03.09.02-71 10 CFR 50, Appendix A, GDC 2 requires systems, structures, and components important to safety be designed to withstand appropriate combinations of the effects of normal and accident conditions with the effects of natural phenomena including earthquake. During the audit for the NuScale power module seismic analysis, the NRC staff noticed that the blowdown loads of main steam pipe break (MSPB) and feedwater pipe break (FWPB) are not included in the load combination of reactor primary vessel (RPV) primary stress calculation documented in EC-A011-2278-00 Rev. 0, Reactor Pressure Vessel Primary Stress Calculation. The applicant stated during the audit that blowdown analysis of MSPB and FWPB will be performed in the second quarter of 2018 and a confirmatory analysis will be conducted to demonstrate that the blowdown loads of MSPB and FWPB are bounded by the design basis pipe break (DBPB) load.

If not bounded, reevaluation of RPV primary stress will be performed. The staff requests the applicant to provide the comparison of the loads between DBPB, MBPB, and FWPB at various locations of the RPV and reactor vessel internals when the blowdown loads of MSPB and FWPB are available. Also provide the updated RPV primary stress calculation if reevaluation is necessary.

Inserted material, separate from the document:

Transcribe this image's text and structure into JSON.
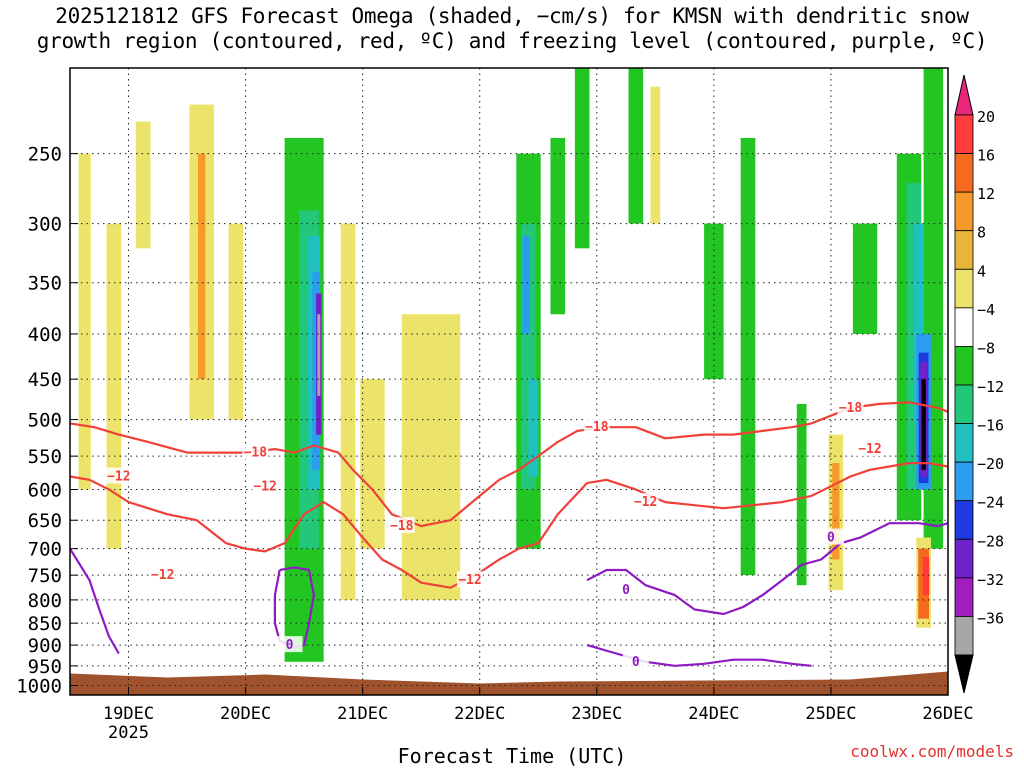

03.09.02-72 10 CFR 52.47 requires the design certification applicant to include a description and analysis of the structures, systems, and components (SSCs) sufficient to permit understanding of the system designs. During the audit for NuScale power module seismic analysis, the NRC staff noticed that the following load combination is used in the RPV Service Level D primary stress calculation documented in EC-A011-2278, Rev.0, Reactor Pressure Vessel Primary Stress Calculation.

P + DW + B + EXT +/- SRSS(SSE + DBPB)

The staff requests that the applicant provide a table that shows the type of the EXT load, location of the load, and value of the load in the RPV primary stress calculation.